Davidson, who holds the seat once occupied by former House Speaker John Boehner, R-West Chester Twp., also said he is leaning against the bill, and that he knows of enough people who are voting no “that I assume it would not pass.”

The original House GOP bill would scrap federal requirements under Obamacare that small companies offer health insurance and instead offer a refundable tax credit ranging from $2,000 a year to $4,000 a year to allow individuals to buy insurance.

In addition, the bill would scale back a feature of Obamacare that allowed Gov. John Kasich to use hundreds of millions of dollars from Medicaid to provide health coverage to roughly 700,000 low-income people in Ohio. The original bill would provide states with a capped federal contribution for each beneficiary based on how much the state spent on health care in 2016.

 
But with lawmakers worried that the $4,000 refundable tax credit would not be enough to allow people in their early 60s to afford health insurance, Ryan suggested that once the House passes the bill, the Senate could increase the amount of the credit.

In addition, Ryan’s revisions give states permission to put a work requirement on Medicaid for able-bodied adults and also give states the option to use block grants for Medicaid funding.

The new version also would kill the tax increases on wealthy investors this year instead of next year and delay until 2026 a tax imposed on health insurance companies which provide expensive plans — the so-called Cadillac tax.

According to those who attended Tuesday’s meeting, Trump essentially told wavering Republicans they either were with him or against them. He singled out by name Rep. Mark Meadows, R-N.C., a conservative ally of Jordan.

But Jordan was not swayed by Trump’s warnings. “Does it repeal Obamacare? No,” Jordan complained. “Will it lower premiums? No. Everyone knows that …Does it unite Republicans? No.”

Davidson said the House GOP version is “a better product than Obamacare, but it is not what we told voters they were getting.” He said he is concerned about the insurance regulations and the essential benefits offered in the plan, saying “you’re serving the same lunch and fighting about who’s going to pick up the tab.” He said consumers need to have more options.

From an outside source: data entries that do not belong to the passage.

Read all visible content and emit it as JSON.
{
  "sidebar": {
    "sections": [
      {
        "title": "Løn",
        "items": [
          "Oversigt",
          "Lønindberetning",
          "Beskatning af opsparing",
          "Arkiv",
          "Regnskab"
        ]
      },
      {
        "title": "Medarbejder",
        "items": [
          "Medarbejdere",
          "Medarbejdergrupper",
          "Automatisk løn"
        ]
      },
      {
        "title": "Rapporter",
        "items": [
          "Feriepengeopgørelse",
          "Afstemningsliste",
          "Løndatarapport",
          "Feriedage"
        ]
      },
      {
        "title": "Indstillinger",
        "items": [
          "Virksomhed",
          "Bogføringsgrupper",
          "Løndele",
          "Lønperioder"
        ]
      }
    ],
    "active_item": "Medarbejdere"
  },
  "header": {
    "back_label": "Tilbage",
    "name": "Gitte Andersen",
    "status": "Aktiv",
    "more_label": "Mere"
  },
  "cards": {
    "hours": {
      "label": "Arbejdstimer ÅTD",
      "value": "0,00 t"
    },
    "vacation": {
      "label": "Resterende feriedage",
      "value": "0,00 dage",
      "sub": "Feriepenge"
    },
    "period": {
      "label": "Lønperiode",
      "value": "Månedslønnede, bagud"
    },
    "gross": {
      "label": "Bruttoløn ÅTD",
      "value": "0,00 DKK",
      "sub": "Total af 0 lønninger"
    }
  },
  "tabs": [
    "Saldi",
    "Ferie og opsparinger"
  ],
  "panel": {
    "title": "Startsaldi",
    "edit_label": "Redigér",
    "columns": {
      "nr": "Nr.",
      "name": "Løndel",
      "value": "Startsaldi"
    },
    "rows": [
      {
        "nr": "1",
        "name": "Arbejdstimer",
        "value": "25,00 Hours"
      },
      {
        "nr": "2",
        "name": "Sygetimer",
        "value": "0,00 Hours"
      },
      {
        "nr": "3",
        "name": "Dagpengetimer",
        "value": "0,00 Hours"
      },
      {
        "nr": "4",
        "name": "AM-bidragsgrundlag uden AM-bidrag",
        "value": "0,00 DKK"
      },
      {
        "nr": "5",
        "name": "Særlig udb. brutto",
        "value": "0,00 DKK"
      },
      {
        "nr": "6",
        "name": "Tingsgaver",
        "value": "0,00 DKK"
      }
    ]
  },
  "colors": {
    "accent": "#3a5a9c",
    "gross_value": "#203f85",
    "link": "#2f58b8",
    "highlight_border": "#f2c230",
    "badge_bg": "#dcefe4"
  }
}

Most of the lawmakers who plan to vote no “worked hard to see our president elected,” Davidson said, adding that the Democrats who went along with the arm-twisting from their leaders when Obamacare was passed ended up paying a price politically.

“The only thing that’s happened to them since then is they’ve lost elections,” he said.

Rep. Steve Chabot, R-Cincinnati, said he leans toward supporting the bill.

“I think it’d be disastrous if this thing failed when we have passed a repeal so many times when it didn’t really matter,” he said. “This is when it really does matter. We’re shooting with real bullets, as they say, and if we failed, it would be embarrassing, disastrous and most importantly bad for the country.”

Opposition in the House isn’t the only challenge the bill faces. 

Sen. Rob Portman, R-Ohio, said he is happy that the new bill carves out a pot of money that the Senate could use to help those in the 50- to 64-year age range pay for higher premiums.

But he said he’s worried that people on expanded Medicaid will lose coverage, including those who use it for drug treatment.

“I think based on my conversations with my colleagues there will likely be further changes before it passes the Senate should it be passed in the House,” he said.

Democrats are unmoved. Columbus Democratic Rep. Joyce Beatty said the new bill “is further endangering the health and well-being of our country’s most vulnerable citizens — all to win support for Republican-care from the far-right.

“Republicans would be better served to work with Democrats to improve and strengthen the Affordable Care Act, just like we have done for more than 50 years with Medicare,” she said.

Ryan’s revisions are likely to reduce the deficit reduction figures projected last week by the Congressional Budget Office. The CBO said the bill would reduce the deficit by $337 billion during the next decade.

“There are a lot of moving pieces here,” said Marc Goldwein, head of policy at the Committee for a Responsible Federal Budget. “But it looks like the deficit reduction will be cut roughly in half.”